Forget the lies Golden told about supporting more speed cameras for New York City. Forget the idiotic proposal floated by Golden and his Republican colleagues in the State Senate to substitute stop signs for cameras. It’s all just a smokescreen.
Without the cameras, Golden and his law-breaking PBA buddies will once again be able to speed through school zones without paying $50 fines. That’s the endgame if the Senate doesn’t reconvene to renew and expand the speed camera program in the next few weeks.
Golden’s Cadillac has racked up 14 violations for speeding in school zones since 2014, for a total of $700 in fines. Three of those violations have come in the first half of 2018.
Golden’s rap sheet of reckless driving predates the speed camera program, which went live in the second half of 2013. In 2005, he killed 74-year-old Hariklia Zafiropoulos with his SUV. Last December, he was caught using his parking placard to impersonate a police officer to bully a cyclist out of the bike lane he wanted to be driven through. Afterward, queries of New York’s open data portal revealed that Golden’s Cadillac had been tagged by cameras for a dozen speeding and red light violations in a three-year span.

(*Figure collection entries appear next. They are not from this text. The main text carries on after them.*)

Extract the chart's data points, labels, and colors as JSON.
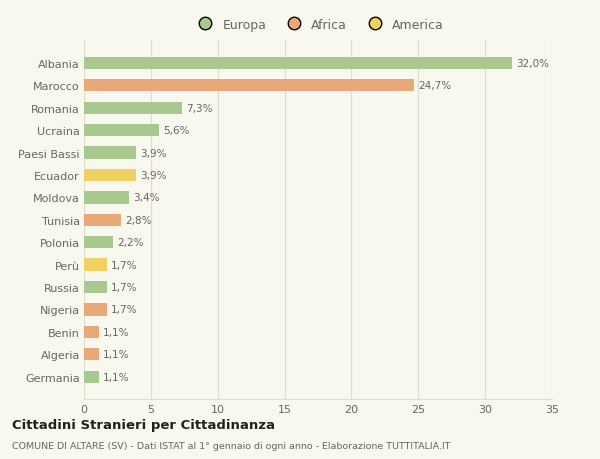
{
  "categories": [
    "Albania",
    "Marocco",
    "Romania",
    "Ucraina",
    "Paesi Bassi",
    "Ecuador",
    "Moldova",
    "Tunisia",
    "Polonia",
    "Perù",
    "Russia",
    "Nigeria",
    "Benin",
    "Algeria",
    "Germania"
  ],
  "values": [
    32.0,
    24.7,
    7.3,
    5.6,
    3.9,
    3.9,
    3.4,
    2.8,
    2.2,
    1.7,
    1.7,
    1.7,
    1.1,
    1.1,
    1.1
  ],
  "labels": [
    "32,0%",
    "24,7%",
    "7,3%",
    "5,6%",
    "3,9%",
    "3,9%",
    "3,4%",
    "2,8%",
    "2,2%",
    "1,7%",
    "1,7%",
    "1,7%",
    "1,1%",
    "1,1%",
    "1,1%"
  ],
  "continents": [
    "Europa",
    "Africa",
    "Europa",
    "Europa",
    "Europa",
    "America",
    "Europa",
    "Africa",
    "Europa",
    "America",
    "Europa",
    "Africa",
    "Africa",
    "Africa",
    "Europa"
  ],
  "colors": {
    "Europa": "#a8c890",
    "Africa": "#e8a878",
    "America": "#f0d060"
  },
  "xlim": [
    0,
    35
  ],
  "xticks": [
    0,
    5,
    10,
    15,
    20,
    25,
    30,
    35
  ],
  "title": "Cittadini Stranieri per Cittadinanza",
  "subtitle": "COMUNE DI ALTARE (SV) - Dati ISTAT al 1° gennaio di ogni anno - Elaborazione TUTTITALIA.IT",
  "background_color": "#f8f8ee",
  "grid_color": "#ddddcc",
  "text_color": "#666666",
  "bar_height": 0.55
}
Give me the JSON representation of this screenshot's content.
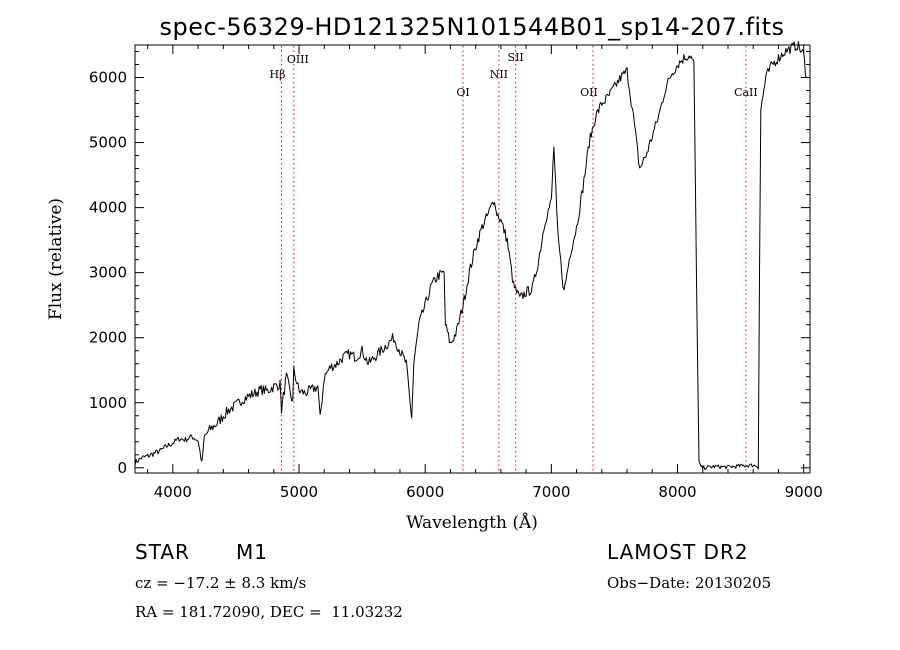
{
  "chart_data": {
    "type": "line",
    "title": "spec-56329-HD121325N101544B01_sp14-207.fits",
    "xlabel": "Wavelength (Å)",
    "ylabel": "Flux (relative)",
    "xlim": [
      3700,
      9050
    ],
    "ylim": [
      -80,
      6500
    ],
    "x_ticks": [
      4000,
      5000,
      6000,
      7000,
      8000,
      9000
    ],
    "y_ticks": [
      0,
      1000,
      2000,
      3000,
      4000,
      5000,
      6000
    ],
    "grid": false,
    "series": [
      {
        "x": [
          3700,
          3750,
          3800,
          3850,
          3900,
          3950,
          4000,
          4050,
          4100,
          4150,
          4200,
          4230,
          4250,
          4300,
          4350,
          4400,
          4450,
          4500,
          4550,
          4600,
          4650,
          4700,
          4750,
          4800,
          4850,
          4861,
          4900,
          4950,
          4959,
          5000,
          5050,
          5100,
          5150,
          5167,
          5200,
          5250,
          5300,
          5350,
          5400,
          5450,
          5500,
          5550,
          5600,
          5650,
          5700,
          5750,
          5800,
          5850,
          5880,
          5893,
          5910,
          5950,
          6000,
          6050,
          6100,
          6150,
          6160,
          6200,
          6250,
          6300,
          6350,
          6400,
          6450,
          6500,
          6550,
          6560,
          6600,
          6650,
          6700,
          6750,
          6800,
          6850,
          6900,
          6950,
          7000,
          7020,
          7050,
          7100,
          7150,
          7200,
          7250,
          7300,
          7350,
          7400,
          7450,
          7500,
          7550,
          7600,
          7650,
          7700,
          7750,
          7800,
          7850,
          7900,
          7950,
          8000,
          8050,
          8100,
          8130,
          8150,
          8170,
          8180,
          8200,
          8300,
          8400,
          8500,
          8600,
          8640,
          8650,
          8660,
          8700,
          8750,
          8800,
          8850,
          8900,
          8950,
          9000,
          9020
        ],
        "y": [
          80,
          150,
          180,
          220,
          260,
          330,
          380,
          450,
          430,
          480,
          420,
          70,
          480,
          600,
          680,
          800,
          900,
          960,
          1050,
          1100,
          1150,
          1200,
          1180,
          1250,
          1280,
          900,
          1400,
          1000,
          1500,
          1180,
          1150,
          1200,
          1250,
          750,
          1400,
          1550,
          1600,
          1700,
          1750,
          1700,
          1800,
          1600,
          1700,
          1800,
          1900,
          2000,
          1800,
          1600,
          1000,
          780,
          1600,
          2200,
          2500,
          2800,
          2950,
          3000,
          2200,
          1900,
          2100,
          2500,
          3000,
          3400,
          3700,
          3900,
          4150,
          3950,
          3800,
          3500,
          2800,
          2600,
          2700,
          2750,
          3200,
          3800,
          4100,
          4950,
          3600,
          2700,
          3300,
          3700,
          4300,
          5000,
          5400,
          5600,
          5700,
          5850,
          6000,
          6100,
          5400,
          4600,
          4800,
          5100,
          5400,
          5800,
          6050,
          6200,
          6300,
          6350,
          6200,
          3000,
          80,
          20,
          0,
          20,
          10,
          30,
          40,
          20,
          3000,
          5500,
          6000,
          6200,
          6300,
          6400,
          6450,
          6500,
          6350,
          6000
        ]
      }
    ],
    "lines": [
      {
        "label": "Hβ",
        "x": 4861
      },
      {
        "label": "OIII",
        "x": 4959
      },
      {
        "label": "OI",
        "x": 6300
      },
      {
        "label": "NII",
        "x": 6584
      },
      {
        "label": "OII",
        "x": 7330
      },
      {
        "label": "SII",
        "x": 6717
      },
      {
        "label": "CaII",
        "x": 8542
      }
    ],
    "line_color": "#000000",
    "marker_color": "#ff0000"
  },
  "info": {
    "object_class": "STAR",
    "subclass": "M1",
    "survey": "LAMOST DR2",
    "cz": "cz = −17.2 ± 8.3 km/s",
    "obs_date": "Obs−Date: 20130205",
    "coords": "RA = 181.72090, DEC =  11.03232"
  }
}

A normal person would be shamed by such a record coming to light. But not Marty Golden. While safe streets advocates were lobbying to get speed camera legislation passed this session, Golden was racking up more speed camera tickets. In March, April, and May, his car was tagged for traveling 11 or more miles per hour over the speed limit in a school zone, during school hours.
The most recent violation occurred on May 10, two days before the Daily News quoted Golden dismissing proposals to expand and extend NYC’s speed camera program as “non-starters.”
Golden has accumulated more speed camera violations than 97 percent of the car owners in New York City. Under City Council legislation proposed after a habitual reckless driver killed two children in Park Slope, he would be well on his way to having his car impounded.
The impunity that people like Marty Golden used to enjoy before speed cameras went live is the reason New York needs unbiased, automated enforcement. Before the cameras, Golden could always get out of a traffic stop by flashing his placard. Rather than change his own behavior, Golden means to take away the only meaningful speeding enforcement tool the city has.
Don’t let him get away with it. The city is united against state legislators who are prepared to let people die to spare placard-holders from $50 speeding fines. You can help by calling Governor Cuomo to demand that he bring lawmakers back to Albany to pass S6046C/A7798C.